Дешан - страница 7



– Кавалеры, – заглянула к ним одна из девиц, – не угостите даму папироской?

Атлет протянул ей пачку, но его напарник вдруг зло ощерился:

– Пошла отсюда, прошмантовка!

– Не грубите даме, хам, – сказала девица, но тут же выскочила за шторку.

– Ты чего это, Алексей? – удивился его собеседник.

– Чего-чего! Щас прицепилась бы, а нам поговорить с тобой надо. Ладно, Гурьян, не бери в голову. Давай лучше выпьем за нашу удачу.

Гурьян молча смотрел, как его товарищ разливает по стаканам. Потом неожиданно спросил:

– Алексей, а зачем ты вчера купчихе палец-то отрезал?

Алексей как-то удивленно, с некоторой долей изумления, поглядел на приятеля.

– Так перстень ж с пальца не слазил.

– Ну, оставил бы его.

– А на какие шишы мы всю зиму будем на юге жить, если золото на пальцах у каждого оставлять? Там нас знают как картёжников, разорившихся золотоискателей с Алдана. Там нам рисковать нельзя. А здесь, в Самаре, приезжих больше, чем местных жителей, да и бардак тут такой, что делай что хочешь…

Немного помолчал, потом довольно добавил, показывая перстень:

– Погляди, какая красота! А что за камень, не знаешь?

Его товарищ внимательно посмотрел, потом уверенно сказал:

– Этот камень называется гранатом. Дорогой камень.

– Откуда знаешь?

– Я еще пацаном подрабатывал в ювелирной лавке. Многие драгоценности хорошо изучил.

– Гранат, говоришь. А знаешь, – Алексей засмеялся, – я когда купчихе палец отрезал, она ещё живая была.

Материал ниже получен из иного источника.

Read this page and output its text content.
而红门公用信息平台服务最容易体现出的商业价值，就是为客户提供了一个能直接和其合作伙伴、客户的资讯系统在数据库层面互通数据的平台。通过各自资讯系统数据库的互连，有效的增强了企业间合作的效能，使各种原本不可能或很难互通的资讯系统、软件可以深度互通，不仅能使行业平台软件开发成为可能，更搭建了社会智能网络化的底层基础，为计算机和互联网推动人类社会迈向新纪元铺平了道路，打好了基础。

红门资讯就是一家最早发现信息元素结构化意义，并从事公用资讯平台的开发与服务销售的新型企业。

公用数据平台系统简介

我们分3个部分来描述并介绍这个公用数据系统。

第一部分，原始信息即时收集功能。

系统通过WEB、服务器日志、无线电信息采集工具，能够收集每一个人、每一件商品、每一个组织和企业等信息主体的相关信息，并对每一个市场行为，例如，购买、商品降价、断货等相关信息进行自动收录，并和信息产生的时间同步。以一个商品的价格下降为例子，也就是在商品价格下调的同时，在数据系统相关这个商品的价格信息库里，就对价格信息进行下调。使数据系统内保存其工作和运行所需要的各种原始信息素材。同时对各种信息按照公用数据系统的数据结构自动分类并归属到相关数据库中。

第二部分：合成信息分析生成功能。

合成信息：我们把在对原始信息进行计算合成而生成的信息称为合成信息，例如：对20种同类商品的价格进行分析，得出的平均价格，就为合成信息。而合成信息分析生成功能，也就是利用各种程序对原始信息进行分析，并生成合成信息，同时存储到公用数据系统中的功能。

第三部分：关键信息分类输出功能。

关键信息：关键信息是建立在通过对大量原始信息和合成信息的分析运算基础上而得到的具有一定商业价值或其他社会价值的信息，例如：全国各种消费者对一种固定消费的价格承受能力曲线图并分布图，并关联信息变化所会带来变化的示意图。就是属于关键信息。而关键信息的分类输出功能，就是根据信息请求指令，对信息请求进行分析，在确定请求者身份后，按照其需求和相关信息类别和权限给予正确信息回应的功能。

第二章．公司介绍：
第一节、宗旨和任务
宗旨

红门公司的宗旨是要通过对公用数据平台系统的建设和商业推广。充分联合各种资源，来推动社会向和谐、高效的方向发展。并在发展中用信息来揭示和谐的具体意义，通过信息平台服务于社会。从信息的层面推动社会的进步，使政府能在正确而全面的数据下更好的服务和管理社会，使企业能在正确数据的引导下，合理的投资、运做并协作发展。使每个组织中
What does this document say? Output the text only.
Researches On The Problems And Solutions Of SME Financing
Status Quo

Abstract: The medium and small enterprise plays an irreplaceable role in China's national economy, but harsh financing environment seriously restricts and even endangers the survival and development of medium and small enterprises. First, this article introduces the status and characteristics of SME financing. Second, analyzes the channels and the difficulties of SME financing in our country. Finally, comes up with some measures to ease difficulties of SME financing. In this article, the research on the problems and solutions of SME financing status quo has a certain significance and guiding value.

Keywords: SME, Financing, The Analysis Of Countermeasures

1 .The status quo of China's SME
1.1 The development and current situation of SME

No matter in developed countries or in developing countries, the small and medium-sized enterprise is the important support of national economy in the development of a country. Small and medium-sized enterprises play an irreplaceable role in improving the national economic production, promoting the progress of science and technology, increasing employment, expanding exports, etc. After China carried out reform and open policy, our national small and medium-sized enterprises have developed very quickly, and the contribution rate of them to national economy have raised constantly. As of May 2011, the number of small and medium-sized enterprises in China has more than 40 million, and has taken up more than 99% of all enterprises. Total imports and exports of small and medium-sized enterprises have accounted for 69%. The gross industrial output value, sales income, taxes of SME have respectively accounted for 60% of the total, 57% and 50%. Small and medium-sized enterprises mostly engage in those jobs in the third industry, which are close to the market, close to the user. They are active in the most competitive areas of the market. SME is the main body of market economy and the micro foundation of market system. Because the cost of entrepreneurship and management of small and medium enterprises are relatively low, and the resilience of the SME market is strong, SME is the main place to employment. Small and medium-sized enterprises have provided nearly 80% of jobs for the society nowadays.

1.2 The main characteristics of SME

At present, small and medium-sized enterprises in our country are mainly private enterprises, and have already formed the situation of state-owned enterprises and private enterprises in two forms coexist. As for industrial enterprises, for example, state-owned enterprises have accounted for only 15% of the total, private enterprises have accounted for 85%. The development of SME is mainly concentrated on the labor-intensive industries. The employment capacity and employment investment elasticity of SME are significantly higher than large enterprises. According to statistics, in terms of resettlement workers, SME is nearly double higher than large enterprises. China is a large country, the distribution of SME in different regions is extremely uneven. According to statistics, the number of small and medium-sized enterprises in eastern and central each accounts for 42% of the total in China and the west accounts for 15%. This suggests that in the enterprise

Гурьян с некоторым страхом посмотрел на своего товарища. Он и сам был ещё тот душегуб. В пятнадцать лет задушил отчима и убежал из дома. Потом прибился к шайке, которая грабила купцов. Жертвы порой приходилось пытать, чтобы сказали, где лежат спрятанные деньги и золотишко (отчего-то большинство купцов не доверяло банкам, всё хранили дома в тайниках), иногда брал грех на душу – убивал. Но, как он считал, по необходимости. А вот так, как это делал Алексей Жмыга (в паспорте у того значилась эта фамилия), с садисткой радостью и удовольствием на лице, Гурьян Кузин себе не позволял. Да и не получал он от убийств особой радости, тем более что в последнее время ему начали сниться кошмары.

Со Жмыгой он познакомился год назад в одесском порту, где от безденежья разгружал английский корабль, прибывший из Марокко с апельсинами и прочими заморскими фруктами. Алексей сидел на причале и с ехидной улыбкой смотрел на Гурьяна.

– Чо глядишь? – зло спросил тот.

Жмыга засмеялся.

– Да с твоей мордой надо банки грабить, а ты тут апельсины таскаешь, – сказал он. – Бросай это глупое дело и пошли со мной.

Как Алексей его высчитал среди десятков докеров, Гурьян до сих пор не мог понять. Но той же ночью они вломились в дом к одному еврею-ювелиру. Тот божился, что он самый бедный человек на свете. Но после того, как Жмыга отрезал ему ухо, отдал всё, что было в доме. Через месяц все деньги проиграли в карты в Ялте и подались в Ростов. Там, во время грабежей убили троих (убивал в основном Алексей) и зиму скрывались в Оренбурге. А в этом году объехали почти все города Поволжья, но больше всего им понравилось в Самаре – пьяные купцы с тугими бумажниками (особенно сошедшие с транзитных пароходов), увешанные золотыми часами с цепочками, так и просились, чтобы их ограбили.

Но Гурьян так и не мог понять желания Алексея убивать без повода. Правда, тот однажды сказал, что он не убивает, а приносит жертву. Но сказано это было как-то между прочим. И Кузин ничего не понял. А если бы понял, то тут же от Жмыги убежал. Сам он хоть и душегуб, но в Бога верил, и часто по ночам вымаливал у него прощенье.